Simpleperf needs to have unstripped native binaries on the device to generate good dwarf based call graphs. It can be supported in two ways:

  1. Use unstripped native binaries when building the apk, as here.
  2. Pass directory containing unstripped native libraries to app_profiler.py via -lib. And it will download the unstripped native libraries on the device.
$ python app_profiler.py -lib NATIVE_LIB_DIR

How to solve missing symbols in report?

The simpleperf record command collects symbols on device in perf.data. But if the native libraries you use on device are stripped, this will result in a lot of unknown symbols in the report. A solution is to build binary_cache on host.

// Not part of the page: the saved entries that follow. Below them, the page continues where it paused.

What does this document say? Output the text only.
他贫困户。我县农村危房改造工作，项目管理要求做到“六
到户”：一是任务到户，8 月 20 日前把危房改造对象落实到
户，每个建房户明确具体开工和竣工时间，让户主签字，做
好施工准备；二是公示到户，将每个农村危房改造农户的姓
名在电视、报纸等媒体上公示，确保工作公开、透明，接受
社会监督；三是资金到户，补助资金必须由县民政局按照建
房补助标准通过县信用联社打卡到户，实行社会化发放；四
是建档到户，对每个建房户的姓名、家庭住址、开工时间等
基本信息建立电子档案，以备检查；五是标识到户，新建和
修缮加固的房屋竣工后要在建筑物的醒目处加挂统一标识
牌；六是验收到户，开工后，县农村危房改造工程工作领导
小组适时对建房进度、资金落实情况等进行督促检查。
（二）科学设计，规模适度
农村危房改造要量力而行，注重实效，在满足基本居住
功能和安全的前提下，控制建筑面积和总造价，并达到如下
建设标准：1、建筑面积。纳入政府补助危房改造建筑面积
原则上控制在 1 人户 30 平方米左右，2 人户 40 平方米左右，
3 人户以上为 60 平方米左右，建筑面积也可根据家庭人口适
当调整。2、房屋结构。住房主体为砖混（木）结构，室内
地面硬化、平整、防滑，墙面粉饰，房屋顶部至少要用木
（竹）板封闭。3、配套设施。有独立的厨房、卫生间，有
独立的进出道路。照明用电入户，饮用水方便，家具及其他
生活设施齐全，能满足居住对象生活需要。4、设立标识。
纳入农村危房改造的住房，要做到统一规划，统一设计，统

# Collect binaries needed by perf.data in binary_cache/.
$ python binary_cache_builder.py -lib NATIVE_LIB_DIR,...

The NATIVE_LIB_DIRs passed in -lib option are the directories containing unstripped native libraries on host. After running it, the native libraries containing symbol tables are collected in binary_cache/ for use when reporting.

$ python report.py --symfs binary_cache

# report_html.py searches binary_cache/ automatically, so you don't need to
# pass it any argument.
$ python report_html.py

Bugs and contribution

Bugs and feature requests can be submitted at http://github.com/android-ndk/ndk/issues. Patches can be uploaded to android-review.googlesource.com as here, or sent to email addresses listed here.

If you want to compile simpleperf C++ source code, follow below steps:

  1. Download AOSP master branch as here.
  2. Build simpleperf.
$ . build/envsetup.sh
$ lunch aosp_arm64-userdebug
$ mmma system/extras/simpleperf -j30

If built successfully, out/target/product/generic_arm64/system/bin/simpleperf is for ARM64, and out/target/product/generic_arm64/system/bin/simpleperf32 is for ARM.